Wow — Your work is really inspiring. Who is your inspiration?

I found great inspiration during a recent heartbreak. I almost got engaged to a beautiful man whose love was boundless. I dreamed of being loved like that my whole life, but I had just gotten into an accelerator, received my first grant, was drafting my first patent after making my first research discovery, and designing and developing a new program based on that research. It was really bad timing. I liken it to Bill Gates and the 10dark years, when he said he didn’t take a day off in his 20s because he was building Microsoft. Well, I started my entrepreneurial journey at 33, the prime of my reproductive years, and had no idea the impact this would have on my romantic life.
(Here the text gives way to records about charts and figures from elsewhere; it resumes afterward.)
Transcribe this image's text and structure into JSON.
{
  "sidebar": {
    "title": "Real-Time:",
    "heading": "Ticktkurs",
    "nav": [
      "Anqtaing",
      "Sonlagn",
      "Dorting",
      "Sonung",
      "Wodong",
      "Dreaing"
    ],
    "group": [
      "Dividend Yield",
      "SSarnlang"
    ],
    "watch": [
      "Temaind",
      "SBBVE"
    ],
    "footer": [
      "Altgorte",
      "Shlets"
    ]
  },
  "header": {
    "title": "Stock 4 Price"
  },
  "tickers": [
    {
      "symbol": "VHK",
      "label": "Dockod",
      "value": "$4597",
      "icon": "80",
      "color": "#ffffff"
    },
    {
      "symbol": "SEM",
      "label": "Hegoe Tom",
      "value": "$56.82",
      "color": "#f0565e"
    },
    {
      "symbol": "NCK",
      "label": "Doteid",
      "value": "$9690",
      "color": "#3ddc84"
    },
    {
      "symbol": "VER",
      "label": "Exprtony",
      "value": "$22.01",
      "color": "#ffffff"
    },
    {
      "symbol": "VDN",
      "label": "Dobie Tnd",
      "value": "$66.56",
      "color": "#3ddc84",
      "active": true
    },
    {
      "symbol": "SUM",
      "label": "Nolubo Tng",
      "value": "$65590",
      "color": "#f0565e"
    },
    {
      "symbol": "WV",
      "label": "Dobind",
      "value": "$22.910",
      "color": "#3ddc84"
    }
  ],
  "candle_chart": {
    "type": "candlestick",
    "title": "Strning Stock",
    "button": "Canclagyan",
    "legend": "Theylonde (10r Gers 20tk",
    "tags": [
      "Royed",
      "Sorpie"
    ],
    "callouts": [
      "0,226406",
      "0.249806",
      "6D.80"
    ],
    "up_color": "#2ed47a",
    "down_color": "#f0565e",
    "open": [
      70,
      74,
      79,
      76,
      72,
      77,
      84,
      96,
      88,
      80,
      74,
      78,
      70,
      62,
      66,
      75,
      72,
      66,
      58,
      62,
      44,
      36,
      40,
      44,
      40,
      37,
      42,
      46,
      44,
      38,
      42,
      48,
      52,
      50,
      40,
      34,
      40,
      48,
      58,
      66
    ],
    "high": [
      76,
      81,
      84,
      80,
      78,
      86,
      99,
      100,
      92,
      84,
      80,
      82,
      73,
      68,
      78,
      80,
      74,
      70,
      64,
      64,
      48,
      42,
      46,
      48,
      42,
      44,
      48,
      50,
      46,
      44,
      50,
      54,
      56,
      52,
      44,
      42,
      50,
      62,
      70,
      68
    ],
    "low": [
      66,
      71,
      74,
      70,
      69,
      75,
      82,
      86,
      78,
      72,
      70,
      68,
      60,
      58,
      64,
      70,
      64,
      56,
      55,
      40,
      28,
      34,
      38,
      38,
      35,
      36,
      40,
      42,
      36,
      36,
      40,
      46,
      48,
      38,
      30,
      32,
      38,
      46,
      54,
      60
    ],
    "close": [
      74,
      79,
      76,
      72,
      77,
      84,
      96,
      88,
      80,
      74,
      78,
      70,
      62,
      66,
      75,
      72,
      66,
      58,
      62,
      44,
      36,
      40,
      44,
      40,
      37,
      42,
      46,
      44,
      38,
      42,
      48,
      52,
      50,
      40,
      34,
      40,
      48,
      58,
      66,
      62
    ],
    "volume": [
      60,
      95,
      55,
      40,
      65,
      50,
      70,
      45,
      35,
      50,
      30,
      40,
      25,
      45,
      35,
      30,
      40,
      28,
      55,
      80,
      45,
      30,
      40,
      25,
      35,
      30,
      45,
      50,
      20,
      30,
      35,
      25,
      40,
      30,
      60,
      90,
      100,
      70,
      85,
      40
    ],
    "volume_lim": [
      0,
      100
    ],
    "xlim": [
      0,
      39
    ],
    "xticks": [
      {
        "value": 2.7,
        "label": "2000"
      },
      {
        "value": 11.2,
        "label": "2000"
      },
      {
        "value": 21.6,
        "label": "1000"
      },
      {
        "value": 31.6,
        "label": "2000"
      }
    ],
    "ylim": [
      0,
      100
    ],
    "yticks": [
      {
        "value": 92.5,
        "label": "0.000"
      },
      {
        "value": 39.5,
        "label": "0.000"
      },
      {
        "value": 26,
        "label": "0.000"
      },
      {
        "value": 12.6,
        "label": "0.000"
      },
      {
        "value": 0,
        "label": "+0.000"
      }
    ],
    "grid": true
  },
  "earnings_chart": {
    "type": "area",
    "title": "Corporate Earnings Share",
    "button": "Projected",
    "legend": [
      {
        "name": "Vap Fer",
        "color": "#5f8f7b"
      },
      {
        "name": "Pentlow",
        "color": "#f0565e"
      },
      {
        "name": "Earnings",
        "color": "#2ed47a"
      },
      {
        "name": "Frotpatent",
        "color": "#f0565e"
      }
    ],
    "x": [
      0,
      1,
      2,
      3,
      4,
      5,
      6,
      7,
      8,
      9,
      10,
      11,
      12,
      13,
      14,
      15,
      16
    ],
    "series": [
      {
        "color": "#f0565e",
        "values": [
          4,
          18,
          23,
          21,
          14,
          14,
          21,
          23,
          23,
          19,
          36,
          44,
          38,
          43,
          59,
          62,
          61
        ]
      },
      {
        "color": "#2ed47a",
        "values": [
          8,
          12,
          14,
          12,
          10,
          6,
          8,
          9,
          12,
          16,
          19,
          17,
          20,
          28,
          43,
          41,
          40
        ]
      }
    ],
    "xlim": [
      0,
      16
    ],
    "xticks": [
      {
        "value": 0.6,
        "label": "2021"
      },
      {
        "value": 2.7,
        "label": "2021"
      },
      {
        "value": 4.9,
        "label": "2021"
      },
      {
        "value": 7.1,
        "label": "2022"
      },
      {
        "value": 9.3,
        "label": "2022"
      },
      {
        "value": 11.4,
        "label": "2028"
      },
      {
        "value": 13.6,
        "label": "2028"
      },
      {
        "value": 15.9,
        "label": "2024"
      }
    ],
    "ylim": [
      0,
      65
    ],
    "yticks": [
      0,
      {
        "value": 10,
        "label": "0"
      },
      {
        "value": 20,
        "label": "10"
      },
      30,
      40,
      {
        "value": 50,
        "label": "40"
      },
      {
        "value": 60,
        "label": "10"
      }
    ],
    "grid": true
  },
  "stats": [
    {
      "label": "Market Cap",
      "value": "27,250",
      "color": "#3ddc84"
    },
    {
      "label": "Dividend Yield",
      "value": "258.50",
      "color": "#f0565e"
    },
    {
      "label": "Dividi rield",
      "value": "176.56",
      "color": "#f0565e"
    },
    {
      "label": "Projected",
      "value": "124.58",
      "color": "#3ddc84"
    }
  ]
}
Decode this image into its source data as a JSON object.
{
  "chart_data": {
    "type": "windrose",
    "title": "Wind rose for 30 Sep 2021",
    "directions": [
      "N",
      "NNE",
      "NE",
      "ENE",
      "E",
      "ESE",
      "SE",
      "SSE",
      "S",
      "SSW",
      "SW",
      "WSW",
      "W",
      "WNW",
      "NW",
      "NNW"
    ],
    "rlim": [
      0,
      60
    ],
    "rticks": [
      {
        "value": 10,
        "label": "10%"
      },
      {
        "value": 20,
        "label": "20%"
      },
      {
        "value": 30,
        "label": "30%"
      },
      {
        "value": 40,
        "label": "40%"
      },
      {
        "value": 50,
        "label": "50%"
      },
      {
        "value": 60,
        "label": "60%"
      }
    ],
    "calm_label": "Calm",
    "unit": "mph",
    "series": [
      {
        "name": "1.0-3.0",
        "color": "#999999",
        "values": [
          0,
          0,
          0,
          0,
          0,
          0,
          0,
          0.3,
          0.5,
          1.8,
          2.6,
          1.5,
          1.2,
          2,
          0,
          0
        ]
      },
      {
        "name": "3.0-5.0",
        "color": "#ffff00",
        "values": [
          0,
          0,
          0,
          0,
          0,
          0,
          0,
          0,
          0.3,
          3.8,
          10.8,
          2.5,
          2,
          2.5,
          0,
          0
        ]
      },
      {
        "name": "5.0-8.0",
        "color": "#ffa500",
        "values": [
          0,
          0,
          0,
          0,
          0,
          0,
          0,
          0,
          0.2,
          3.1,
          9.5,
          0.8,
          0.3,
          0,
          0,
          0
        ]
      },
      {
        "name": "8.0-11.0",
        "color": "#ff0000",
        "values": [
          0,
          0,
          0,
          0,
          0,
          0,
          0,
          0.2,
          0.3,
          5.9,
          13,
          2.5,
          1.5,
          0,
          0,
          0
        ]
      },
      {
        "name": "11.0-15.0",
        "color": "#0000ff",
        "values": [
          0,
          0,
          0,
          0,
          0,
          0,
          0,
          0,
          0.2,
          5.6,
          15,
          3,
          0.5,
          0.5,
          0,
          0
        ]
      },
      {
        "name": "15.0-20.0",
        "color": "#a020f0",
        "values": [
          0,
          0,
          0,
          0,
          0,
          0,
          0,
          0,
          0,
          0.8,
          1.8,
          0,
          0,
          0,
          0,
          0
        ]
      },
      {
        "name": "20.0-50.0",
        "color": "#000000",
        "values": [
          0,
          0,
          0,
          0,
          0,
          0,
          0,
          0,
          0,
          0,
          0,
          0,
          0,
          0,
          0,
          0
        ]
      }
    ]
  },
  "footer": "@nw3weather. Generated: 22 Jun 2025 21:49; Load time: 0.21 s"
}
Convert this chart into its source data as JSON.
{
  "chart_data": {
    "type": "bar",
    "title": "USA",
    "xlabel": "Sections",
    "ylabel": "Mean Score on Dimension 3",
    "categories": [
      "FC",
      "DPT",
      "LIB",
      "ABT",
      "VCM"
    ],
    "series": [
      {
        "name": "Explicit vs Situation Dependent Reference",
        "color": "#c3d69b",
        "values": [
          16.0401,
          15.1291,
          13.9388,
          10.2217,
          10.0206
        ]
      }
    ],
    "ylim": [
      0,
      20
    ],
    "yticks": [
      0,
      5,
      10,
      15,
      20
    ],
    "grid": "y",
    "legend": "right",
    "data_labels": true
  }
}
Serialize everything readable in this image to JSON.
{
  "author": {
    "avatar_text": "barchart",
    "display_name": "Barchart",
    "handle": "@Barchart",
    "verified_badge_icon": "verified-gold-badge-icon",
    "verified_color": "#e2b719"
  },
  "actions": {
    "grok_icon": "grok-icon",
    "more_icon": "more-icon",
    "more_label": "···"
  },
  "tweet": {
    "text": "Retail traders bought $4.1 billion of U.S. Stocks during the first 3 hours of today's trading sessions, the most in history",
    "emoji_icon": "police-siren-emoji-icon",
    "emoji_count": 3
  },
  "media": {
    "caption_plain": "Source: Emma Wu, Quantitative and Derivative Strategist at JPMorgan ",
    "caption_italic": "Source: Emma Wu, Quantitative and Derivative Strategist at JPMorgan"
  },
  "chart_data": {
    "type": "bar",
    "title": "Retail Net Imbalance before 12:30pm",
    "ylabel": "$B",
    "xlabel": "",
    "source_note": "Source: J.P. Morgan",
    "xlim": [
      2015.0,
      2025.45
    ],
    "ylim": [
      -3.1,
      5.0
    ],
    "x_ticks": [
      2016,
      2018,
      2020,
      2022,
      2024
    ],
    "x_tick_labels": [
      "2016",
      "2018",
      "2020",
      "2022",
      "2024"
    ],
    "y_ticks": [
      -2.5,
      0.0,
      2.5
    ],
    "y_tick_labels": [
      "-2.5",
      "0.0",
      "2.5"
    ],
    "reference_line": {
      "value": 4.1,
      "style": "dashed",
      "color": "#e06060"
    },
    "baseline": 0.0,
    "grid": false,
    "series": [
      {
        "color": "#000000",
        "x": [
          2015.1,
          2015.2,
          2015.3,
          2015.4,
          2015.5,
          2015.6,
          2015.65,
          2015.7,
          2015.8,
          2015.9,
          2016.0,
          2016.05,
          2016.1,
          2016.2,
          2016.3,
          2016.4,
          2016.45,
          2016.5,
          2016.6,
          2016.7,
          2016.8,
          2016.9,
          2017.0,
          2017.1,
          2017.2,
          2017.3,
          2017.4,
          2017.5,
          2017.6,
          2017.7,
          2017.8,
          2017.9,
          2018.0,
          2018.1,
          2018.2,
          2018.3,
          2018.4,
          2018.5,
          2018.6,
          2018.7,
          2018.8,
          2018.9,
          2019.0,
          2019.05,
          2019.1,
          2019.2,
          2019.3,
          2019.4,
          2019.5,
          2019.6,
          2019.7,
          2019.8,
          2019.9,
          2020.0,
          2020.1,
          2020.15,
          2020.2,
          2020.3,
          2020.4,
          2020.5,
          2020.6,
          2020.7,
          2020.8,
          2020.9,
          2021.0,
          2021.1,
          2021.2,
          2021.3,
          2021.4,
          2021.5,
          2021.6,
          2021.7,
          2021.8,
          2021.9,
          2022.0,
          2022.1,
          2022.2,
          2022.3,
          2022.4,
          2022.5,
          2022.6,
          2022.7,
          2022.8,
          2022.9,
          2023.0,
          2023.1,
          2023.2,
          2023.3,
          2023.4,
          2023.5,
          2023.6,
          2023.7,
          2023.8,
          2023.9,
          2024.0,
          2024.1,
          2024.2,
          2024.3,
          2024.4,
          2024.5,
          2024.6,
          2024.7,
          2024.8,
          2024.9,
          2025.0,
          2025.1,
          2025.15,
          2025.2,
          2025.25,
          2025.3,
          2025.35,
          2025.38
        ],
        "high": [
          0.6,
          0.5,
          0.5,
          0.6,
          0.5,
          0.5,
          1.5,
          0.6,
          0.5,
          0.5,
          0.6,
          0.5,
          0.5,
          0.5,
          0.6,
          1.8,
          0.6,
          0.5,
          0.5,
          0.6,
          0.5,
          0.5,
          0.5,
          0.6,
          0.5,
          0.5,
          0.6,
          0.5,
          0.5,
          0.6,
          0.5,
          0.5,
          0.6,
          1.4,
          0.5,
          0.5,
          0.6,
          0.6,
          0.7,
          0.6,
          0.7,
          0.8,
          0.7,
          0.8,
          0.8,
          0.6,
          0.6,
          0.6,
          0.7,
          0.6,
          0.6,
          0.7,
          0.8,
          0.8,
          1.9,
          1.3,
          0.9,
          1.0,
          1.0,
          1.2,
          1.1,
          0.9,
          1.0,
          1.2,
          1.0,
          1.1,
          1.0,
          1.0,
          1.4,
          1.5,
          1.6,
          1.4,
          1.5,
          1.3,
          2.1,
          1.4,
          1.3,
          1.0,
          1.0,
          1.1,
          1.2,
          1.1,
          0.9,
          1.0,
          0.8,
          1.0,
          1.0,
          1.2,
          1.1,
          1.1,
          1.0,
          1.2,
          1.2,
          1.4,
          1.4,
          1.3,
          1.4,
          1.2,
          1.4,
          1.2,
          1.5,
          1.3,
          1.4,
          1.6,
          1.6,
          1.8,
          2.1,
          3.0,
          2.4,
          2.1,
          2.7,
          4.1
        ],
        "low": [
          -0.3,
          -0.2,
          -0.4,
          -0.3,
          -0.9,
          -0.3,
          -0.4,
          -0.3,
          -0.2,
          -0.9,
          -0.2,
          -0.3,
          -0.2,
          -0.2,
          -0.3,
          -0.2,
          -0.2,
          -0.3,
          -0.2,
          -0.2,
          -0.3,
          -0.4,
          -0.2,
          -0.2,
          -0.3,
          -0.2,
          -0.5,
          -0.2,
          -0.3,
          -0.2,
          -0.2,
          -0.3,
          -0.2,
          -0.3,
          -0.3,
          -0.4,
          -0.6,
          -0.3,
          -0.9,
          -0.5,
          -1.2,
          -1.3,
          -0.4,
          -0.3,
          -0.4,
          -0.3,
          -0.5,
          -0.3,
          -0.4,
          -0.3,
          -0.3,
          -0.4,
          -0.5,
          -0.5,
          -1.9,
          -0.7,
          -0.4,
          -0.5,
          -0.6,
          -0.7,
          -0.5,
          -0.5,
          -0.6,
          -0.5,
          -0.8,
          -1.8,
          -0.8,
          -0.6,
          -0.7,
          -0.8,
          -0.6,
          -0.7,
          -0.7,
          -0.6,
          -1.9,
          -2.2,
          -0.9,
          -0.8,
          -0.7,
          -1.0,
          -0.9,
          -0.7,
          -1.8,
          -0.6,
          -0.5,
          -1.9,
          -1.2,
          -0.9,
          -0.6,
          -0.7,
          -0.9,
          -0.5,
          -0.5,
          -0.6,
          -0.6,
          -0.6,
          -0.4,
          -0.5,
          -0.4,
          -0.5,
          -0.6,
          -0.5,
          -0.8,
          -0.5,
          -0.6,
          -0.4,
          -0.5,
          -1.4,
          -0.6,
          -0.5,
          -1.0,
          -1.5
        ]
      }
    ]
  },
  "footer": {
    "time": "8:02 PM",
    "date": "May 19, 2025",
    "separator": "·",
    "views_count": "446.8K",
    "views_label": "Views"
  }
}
There really aren’t many female role models to navigate these terrains, so I had to find my solace in science. As I walked away from a great life love, I came across a researcher named Barbara Fredrickson, who wrote a book called Love 2.0. In my heartache, her research discoveries renewed my hope and helped me navigate through that loss. As entrepreneurs, we really don’t have time to stay depressed; we must keep going. And it was Barbara Fredrickson who inspired me to do just that.

Thank you for sharing that. If you could be granted any three wishes, what would they be?

I wish I started tracking my cycle at 14 and not 33! Imagine the insights I’d have. I also wish that I wasn’t born with flat feet; I always longed to be a prima ballerina. My last wish would be for instant skills mastery like in The Matrix. The path to mastery can be long and brutal, but ultimately, it’s worth the hard work.

All great wishes! What is the worst piece of advice you have received? And did you take it?

The worst advice I have ever received is society telling me as a young girl how I should look and feel about myself. As soon as I stopped listening to society’s expectations, I had the courage to, for example, stop chemically straightening my hair because I was no longer feeling bad about all the ways I wasn’t “ideal.”

Now, after decades of practice refusing society’s advice, I find real pleasure in being who I really am, in all the fierce ways I don’t fit the standard, the expectation or the mold. I find this especially supportive now that I am going grey.